Texto de Vinícius Andrade publicado na Bloomberg.com. O preço dos ativos financeiros do Brasil caíram bastante até agora, tão rápido que você pode pensar que é hora de comprar. Mas a verdade é que poucos especialistas estão prontos para falar que hoje é o fundo do poço.
A maior economia da América Latina não parece mais uma pechincha para os investidores, pois uma resposta frustrada à pandemia transformou o país no novo epicentro do vírus que mais cresce no mundo.
Dois ministros da saúde saíram em meio a confrontos com o presidente Jair Bolsonaro, cujo governo foi envolvido em uma crise política que abriu a porta para um possível impeachment.
Isso deixou uma ambiciosa agenda de reformas, que incluiu uma revisão do sistema tributário, quase morta.
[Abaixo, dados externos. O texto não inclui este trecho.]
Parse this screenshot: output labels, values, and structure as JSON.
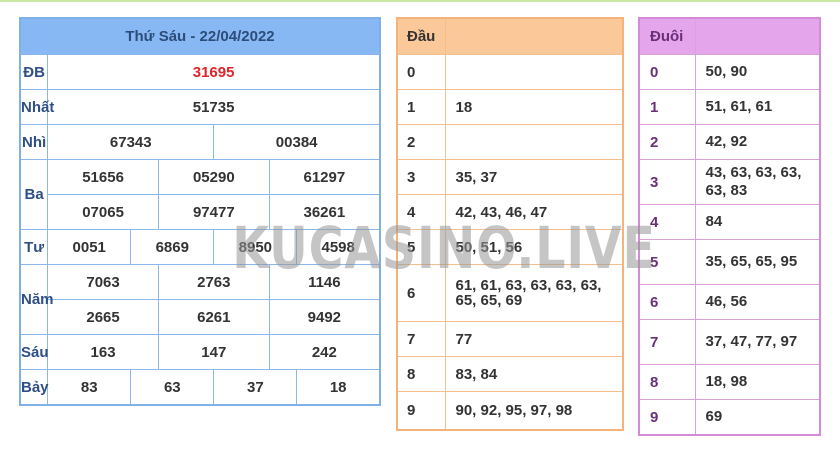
{
  "results": {
    "header": "Thứ Sáu - 22/04/2022",
    "rows": {
      "db": {
        "label": "ĐB",
        "values": [
          "31695"
        ]
      },
      "nhat": {
        "label": "Nhất",
        "values": [
          "51735"
        ]
      },
      "nhi": {
        "label": "Nhì",
        "values": [
          "67343",
          "00384"
        ]
      },
      "ba": {
        "label": "Ba",
        "values": [
          "51656",
          "05290",
          "61297",
          "07065",
          "97477",
          "36261"
        ]
      },
      "tu": {
        "label": "Tư",
        "values": [
          "0051",
          "6869",
          "8950",
          "4598"
        ]
      },
      "nam": {
        "label": "Năm",
        "values": [
          "7063",
          "2763",
          "1146",
          "2665",
          "6261",
          "9492"
        ]
      },
      "sau": {
        "label": "Sáu",
        "values": [
          "163",
          "147",
          "242"
        ]
      },
      "bay": {
        "label": "Bảy",
        "values": [
          "83",
          "63",
          "37",
          "18"
        ]
      }
    }
  },
  "dau": {
    "header": "Đầu",
    "rows": [
      {
        "k": "0",
        "v": ""
      },
      {
        "k": "1",
        "v": "18"
      },
      {
        "k": "2",
        "v": ""
      },
      {
        "k": "3",
        "v": "35, 37"
      },
      {
        "k": "4",
        "v": "42, 43, 46, 47"
      },
      {
        "k": "5",
        "v": "50, 51, 56"
      },
      {
        "k": "6",
        "v": "61, 61, 63, 63, 63, 63, 65, 65, 69"
      },
      {
        "k": "7",
        "v": "77"
      },
      {
        "k": "8",
        "v": "83, 84"
      },
      {
        "k": "9",
        "v": "90, 92, 95, 97, 98"
      }
    ]
  },
  "duoi": {
    "header": "Đuôi",
    "rows": [
      {
        "k": "0",
        "v": "50, 90"
      },
      {
        "k": "1",
        "v": "51, 61, 61"
      },
      {
        "k": "2",
        "v": "42, 92"
      },
      {
        "k": "3",
        "v": "43, 63, 63, 63, 63, 83"
      },
      {
        "k": "4",
        "v": "84"
      },
      {
        "k": "5",
        "v": "35, 65, 65, 95"
      },
      {
        "k": "6",
        "v": "46, 56"
      },
      {
        "k": "7",
        "v": "37, 47, 77, 97"
      },
      {
        "k": "8",
        "v": "18, 98"
      },
      {
        "k": "9",
        "v": "69"
      }
    ]
  },
  "watermark": "KUCASINO.LIVE",
  "colors": {
    "results_header": "#88b8f4",
    "dau_header": "#fbc89a",
    "duoi_header": "#e4a5ea",
    "special_prize": "#e0242a"
  }
}
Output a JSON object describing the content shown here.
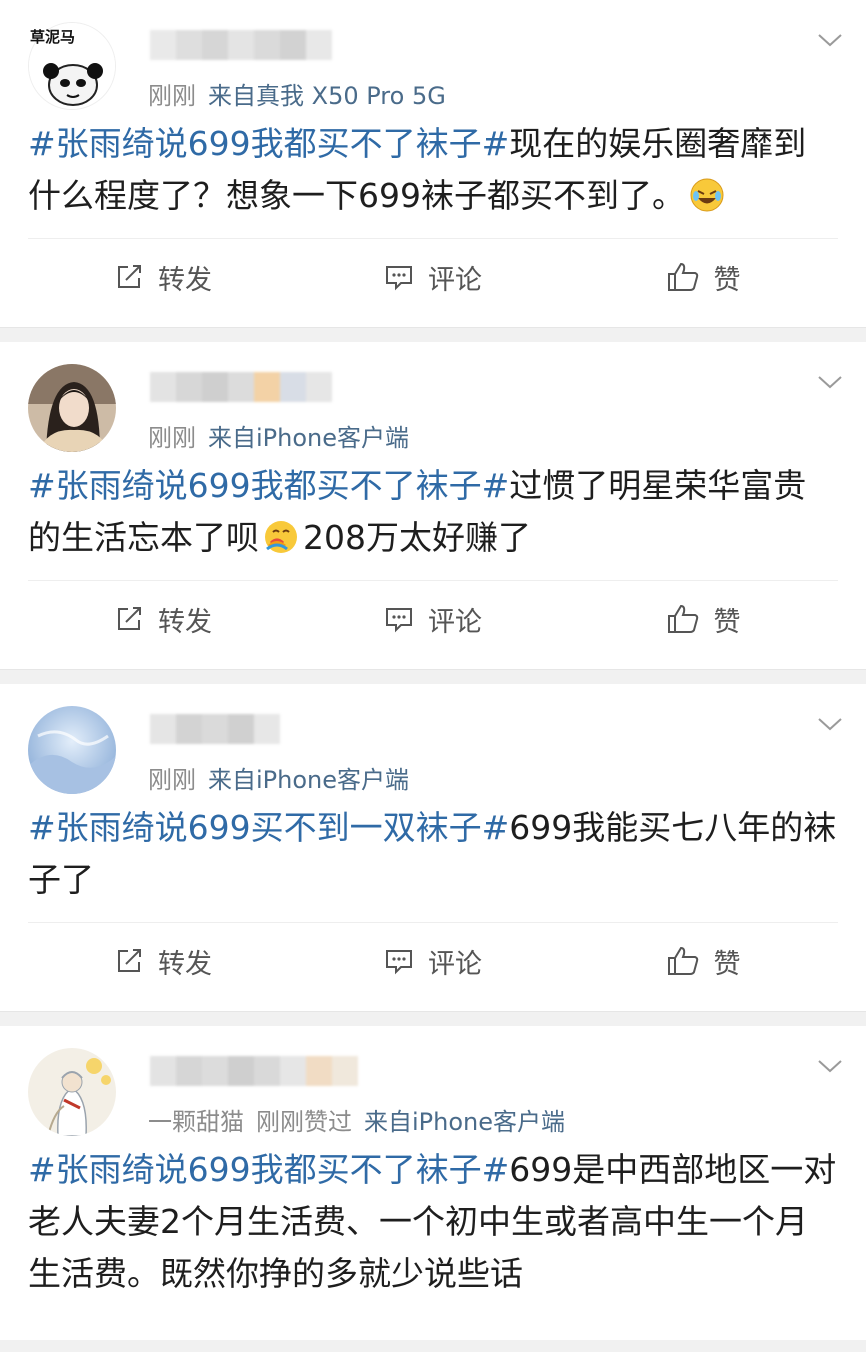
{
  "posts": [
    {
      "avatar": "grass-mud-horse-panda-meme-avatar",
      "avatar_caption": "草泥马",
      "time": "刚刚",
      "source": "来自真我 X50 Pro 5G",
      "liked_by": "",
      "hashtag": "#张雨绮说699我都买不了袜子#",
      "text_before_emoji": "现在的娱乐圈奢靡到什么程度了？想象一下699袜子都买不到了。",
      "emoji": "laugh-cry-emoji",
      "text_after_emoji": "",
      "actions": {
        "repost": "转发",
        "comment": "评论",
        "like": "赞"
      }
    },
    {
      "avatar": "girl-photo-avatar",
      "time": "刚刚",
      "source": "来自iPhone客户端",
      "liked_by": "",
      "hashtag": "#张雨绮说699我都买不了袜子#",
      "text_before_emoji": "过惯了明星荣华富贵的生活忘本了呗",
      "emoji": "rainbow-puke-emoji",
      "text_after_emoji": "208万太好赚了",
      "actions": {
        "repost": "转发",
        "comment": "评论",
        "like": "赞"
      }
    },
    {
      "avatar": "blue-sky-avatar",
      "time": "刚刚",
      "source": "来自iPhone客户端",
      "liked_by": "",
      "hashtag": "#张雨绮说699买不到一双袜子#",
      "text_before_emoji": "699我能买七八年的袜子了",
      "emoji": "",
      "text_after_emoji": "",
      "actions": {
        "repost": "转发",
        "comment": "评论",
        "like": "赞"
      }
    },
    {
      "avatar": "ink-painting-avatar",
      "time": "刚刚赞过",
      "source": "来自iPhone客户端",
      "liked_by": "一颗甜猫",
      "hashtag": "#张雨绮说699我都买不了袜子#",
      "text_before_emoji": "699是中西部地区一对老人夫妻2个月生活费、一个初中生或者高中生一个月生活费。既然你挣的多就少说些话",
      "emoji": "",
      "text_after_emoji": "",
      "actions": {
        "repost": "转发",
        "comment": "评论",
        "like": "赞"
      }
    }
  ],
  "colors": {
    "hashtag": "#2f6aa6",
    "meta": "#8c8c8c",
    "source": "#4a6b8a",
    "separator": "#f1f1f1"
  }
}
Sem reformas à vista e mais gastos para combater o vírus, as preocupações fiscais ressurgiram.
Brasil não tão mais atraente
“Não há um catalisador claro” para uma recuperação, disse Paulo Pereira Miguel, sócio do Julius Baer Family Office em São Paulo. “Há ceticismo sobre as perspectivas fiscais do país após a crise”.
O dólar subiu mais de 30% este ano, superando qualquer outra moeda no mundo, e as ações perderam quase metade do seu valor em termos de dólares em meio à grande quantidade de problemas locais.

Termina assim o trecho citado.